Civil Rights Corps Damaging Criminal Justice System with Meritless Lawsuits


The Civil Rights Corps and their cronies are playing a dangerous political game

By Jeff Clayton, excerpt from The California Globe

Like many jurisdictions across the nation, Los Angeles County has a big problem with its bail system. Scores of defendants are being forced to wait far too long to make their case that they should have their bails lowered or be released through alternative means. Unfortunately, rather than looking for serious ways to remedy the situation, politics has reared its ugly head once again. The culprit this time is the Civil Rights Corps, which is attempting to get the results they want through a good old-fashioned lawsuit. The organization filed the class action case of Urquidi, et al v. Los Angeles County, et al, in Los Angeles Superior Court on November 14, 2022.

The problem is, the very premise of their suit has already been determined to be without merit after rulings in numerous court cases stretching from California to Alabama the past nearly eight years. It all began with Varden v. City of ClantonAlabama, filed in 2015 by Equal Justice Under Law, a predecessor of the Civil Rights Corps.

The essence of the various lawsuits was quite simple: if a person does not make bail it is due to their being impoverished. Based on this premise, plaintiffs have claimed that there must be a right to an affordable bail, i.e., a person must always be released from custody on a bail they can actually post and never held in jail pending trial.
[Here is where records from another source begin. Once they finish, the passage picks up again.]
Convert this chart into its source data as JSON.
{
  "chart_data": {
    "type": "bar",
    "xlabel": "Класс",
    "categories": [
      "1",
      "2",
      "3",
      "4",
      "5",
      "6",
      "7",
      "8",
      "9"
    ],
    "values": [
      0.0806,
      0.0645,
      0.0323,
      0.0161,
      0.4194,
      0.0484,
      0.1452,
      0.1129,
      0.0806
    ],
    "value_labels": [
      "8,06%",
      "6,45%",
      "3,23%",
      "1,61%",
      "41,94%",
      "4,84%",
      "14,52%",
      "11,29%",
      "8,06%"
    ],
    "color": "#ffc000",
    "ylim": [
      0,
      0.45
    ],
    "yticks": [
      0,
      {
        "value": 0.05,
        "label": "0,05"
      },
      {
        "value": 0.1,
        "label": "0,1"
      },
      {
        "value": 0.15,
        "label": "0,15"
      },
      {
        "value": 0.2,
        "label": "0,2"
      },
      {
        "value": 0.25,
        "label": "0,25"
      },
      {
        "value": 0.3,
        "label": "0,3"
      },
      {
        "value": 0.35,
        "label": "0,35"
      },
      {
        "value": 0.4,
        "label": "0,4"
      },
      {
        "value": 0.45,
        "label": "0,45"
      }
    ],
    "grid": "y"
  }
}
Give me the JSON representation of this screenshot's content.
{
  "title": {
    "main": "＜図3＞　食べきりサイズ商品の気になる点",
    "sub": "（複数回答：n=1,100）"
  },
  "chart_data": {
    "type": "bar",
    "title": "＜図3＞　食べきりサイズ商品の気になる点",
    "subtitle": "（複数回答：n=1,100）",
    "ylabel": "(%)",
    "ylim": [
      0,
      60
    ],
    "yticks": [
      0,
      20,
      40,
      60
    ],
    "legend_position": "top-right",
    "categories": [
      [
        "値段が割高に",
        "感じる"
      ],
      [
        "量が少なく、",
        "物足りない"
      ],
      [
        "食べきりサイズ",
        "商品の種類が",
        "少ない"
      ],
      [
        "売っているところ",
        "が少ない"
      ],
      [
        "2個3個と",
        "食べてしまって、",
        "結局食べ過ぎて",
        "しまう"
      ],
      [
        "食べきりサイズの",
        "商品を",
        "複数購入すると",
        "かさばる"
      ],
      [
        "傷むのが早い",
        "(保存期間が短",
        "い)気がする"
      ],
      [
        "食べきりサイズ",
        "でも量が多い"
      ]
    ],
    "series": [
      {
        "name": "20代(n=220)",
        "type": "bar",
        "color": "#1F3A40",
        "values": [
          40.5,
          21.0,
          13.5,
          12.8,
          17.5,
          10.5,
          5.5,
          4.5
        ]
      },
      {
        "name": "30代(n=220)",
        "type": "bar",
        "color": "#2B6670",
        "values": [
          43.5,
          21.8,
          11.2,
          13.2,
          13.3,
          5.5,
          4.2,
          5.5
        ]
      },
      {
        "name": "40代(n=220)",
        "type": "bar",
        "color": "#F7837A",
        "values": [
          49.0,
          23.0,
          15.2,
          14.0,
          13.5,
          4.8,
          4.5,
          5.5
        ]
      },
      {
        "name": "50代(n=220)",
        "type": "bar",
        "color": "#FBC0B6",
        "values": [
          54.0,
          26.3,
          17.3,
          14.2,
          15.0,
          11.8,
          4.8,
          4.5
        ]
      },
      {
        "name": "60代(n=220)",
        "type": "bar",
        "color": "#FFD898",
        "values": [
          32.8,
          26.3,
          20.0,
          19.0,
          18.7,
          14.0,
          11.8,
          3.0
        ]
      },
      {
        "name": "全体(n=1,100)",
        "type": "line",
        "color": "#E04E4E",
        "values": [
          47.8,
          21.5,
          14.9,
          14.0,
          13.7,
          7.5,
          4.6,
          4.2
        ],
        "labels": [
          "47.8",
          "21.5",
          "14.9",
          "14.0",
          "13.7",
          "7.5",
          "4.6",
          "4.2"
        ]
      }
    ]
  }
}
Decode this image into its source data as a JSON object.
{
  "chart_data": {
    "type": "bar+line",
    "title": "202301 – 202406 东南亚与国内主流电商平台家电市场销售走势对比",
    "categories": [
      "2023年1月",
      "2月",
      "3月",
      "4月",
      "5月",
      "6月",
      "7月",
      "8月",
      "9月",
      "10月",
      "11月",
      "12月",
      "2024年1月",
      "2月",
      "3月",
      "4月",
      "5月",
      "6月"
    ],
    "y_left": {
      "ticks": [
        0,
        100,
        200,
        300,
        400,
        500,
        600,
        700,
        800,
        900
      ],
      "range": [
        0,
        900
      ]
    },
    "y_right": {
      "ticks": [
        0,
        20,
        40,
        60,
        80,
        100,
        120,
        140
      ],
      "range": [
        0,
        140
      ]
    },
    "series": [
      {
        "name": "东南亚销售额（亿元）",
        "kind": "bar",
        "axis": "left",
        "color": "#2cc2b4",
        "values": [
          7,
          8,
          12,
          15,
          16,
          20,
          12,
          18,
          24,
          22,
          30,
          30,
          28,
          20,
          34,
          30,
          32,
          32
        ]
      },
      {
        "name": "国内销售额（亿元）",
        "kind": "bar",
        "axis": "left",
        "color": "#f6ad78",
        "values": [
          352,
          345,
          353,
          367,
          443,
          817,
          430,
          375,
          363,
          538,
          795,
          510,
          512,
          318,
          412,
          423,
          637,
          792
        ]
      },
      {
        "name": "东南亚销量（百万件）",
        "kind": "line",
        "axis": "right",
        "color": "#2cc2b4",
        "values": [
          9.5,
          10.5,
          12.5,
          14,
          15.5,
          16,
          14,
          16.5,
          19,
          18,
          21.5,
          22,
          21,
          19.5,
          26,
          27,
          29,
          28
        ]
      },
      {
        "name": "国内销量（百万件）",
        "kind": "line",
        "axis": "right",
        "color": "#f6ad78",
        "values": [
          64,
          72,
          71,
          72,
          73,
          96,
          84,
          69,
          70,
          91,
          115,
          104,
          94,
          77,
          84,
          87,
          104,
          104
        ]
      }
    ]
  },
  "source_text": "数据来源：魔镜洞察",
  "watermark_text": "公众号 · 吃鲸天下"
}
The nearly identical rulings of the long line of federal and state copycat cases — all brought by the Civil Rights Corps — rejected the claims on equally basic legal theory. Most recently in Hester v. Gentry, the U.S. Court of Appeals for the Eleventh Circuit instead held that bail does not create discrimination against the indigent since these individuals have the ability to go to court and argue for alternatives to bail.